Thursday, January 24, 2008

Zionism

I am an American, a Jew, and a Zionist. America is my country. I was born in America, have lived here all my life, and have no desire to live anywhere else. I was also born into the Jewish religion and feel comfortable in it. I went into detail about my religious beliefs in an older post, How and Why I believe in God.
Zionism for me is a concern for my relatives and co-religionists who live in Israel, not for shrines of any kind. Although a yearning for a return to Israel has existed in Jewish literature for 2000 years, modern Zionism began with Theodore Herzl in the late 19th Century as an antidote to anti-semitism which still exists in some parts of the world today. Herzl believed that Jews needed a country somewhere where they could go if necessary to escape persecution. The one place that could stimulate enthusiasm on the part of Jews was the ancestral Hebrew homeland between the Jordan River and the Mediterranean Sea in what was then the Ottoman Empire and after World War I the British Mandate of Palestine.
Israel has now existed as a nation state for 60 years (3 generations) and the Jewish community there goes back long before that. That in itself is a justification for Israel's existence. The people there have no other nationality. It's their home.

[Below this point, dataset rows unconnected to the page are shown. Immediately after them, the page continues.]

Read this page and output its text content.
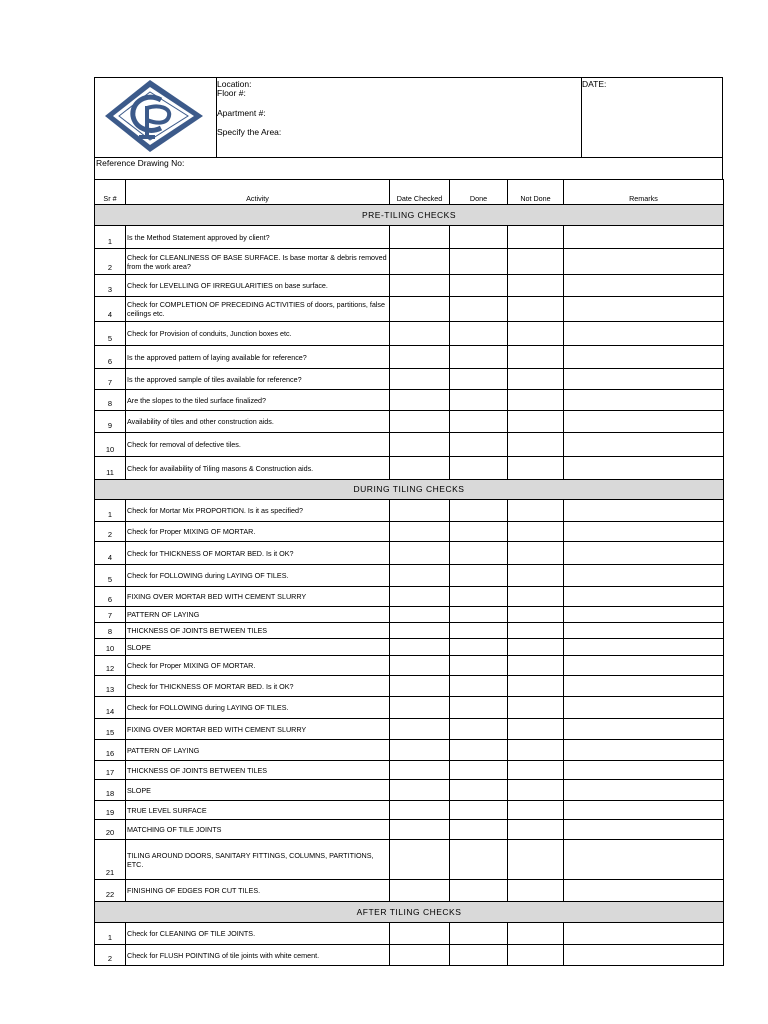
Location:
Floor #:
Apartment #:
Specify the Area:
DATE:
Reference Drawing No:
Sr #	Activity	Date Checked	Done	Not Done	Remarks
PRE-TILING CHECKS					
1	Is the Method Statement approved by client?				
2	Check for CLEANLINESS OF BASE SURFACE. Is base mortar & debris removed from the work area?				
3	Check for LEVELLING OF IRREGULARITIES on base surface.				
4	Check for COMPLETION OF PRECEDING ACTIVITIES of doors, partitions, false ceilings etc.				
5	Check for Provision of conduits, Junction boxes etc.				
6	Is the approved pattern of laying available for reference?				
7	Is the approved sample of tiles available for reference?				
8	Are the slopes to the tiled surface finalized?				
9	Availability of tiles and other construction aids.				
10	Check for removal of defective tiles.				
11	Check for availability of Tiling masons & Construction aids.				
DURING TILING CHECKS					
1	Check for Mortar Mix PROPORTION. Is it as specified?				
2	Check for Proper MIXING OF MORTAR.				
4	Check for THICKNESS OF MORTAR BED. Is it OK?				
5	Check for FOLLOWING during LAYING OF TILES.				
6	FIXING OVER MORTAR BED WITH CEMENT SLURRY				
7	PATTERN OF LAYING				
8	THICKNESS OF JOINTS BETWEEN TILES				
10	SLOPE				
12	Check for Proper MIXING OF MORTAR.				
13	Check for THICKNESS OF MORTAR BED. Is it OK?				
14	Check for FOLLOWING during LAYING OF TILES.				
15	FIXING OVER MORTAR BED WITH CEMENT SLURRY				
16	PATTERN OF LAYING				
17	THICKNESS OF JOINTS BETWEEN TILES				
18	SLOPE				
19	TRUE LEVEL SURFACE				
20	MATCHING OF TILE JOINTS				
21	TILING AROUND DOORS, SANITARY FITTINGS, COLUMNS, PARTITIONS, ETC.				
22	FINISHING OF EDGES FOR CUT TILES.				
AFTER TILING CHECKS					
1	Check for CLEANING OF TILE JOINTS.				
2	Check for FLUSH POINTING of tile joints with white cement.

It was the Arab League that invaded the country in 1948, not the Israelis who were living there already. From 1948 to 1967, the Arabs could have created a Palestinian state in the West Bank and Gaza Strip, but they didn't. Jordan and Egypt simply occupied and annexed the territories. It was the surrounding Arab countries more than Israel that created the Palestinians' present predicament. Israel offered the Palestinian Arabs a nation which included most of what they wanted under the Clinton/Barak plan, but Yasser Arafat rejected it and started the Intifada.
We can only hope that the present negotiations between Israel and the West Bank will succeed, and that it will demonstrate to the Gaza people the benefits of peace.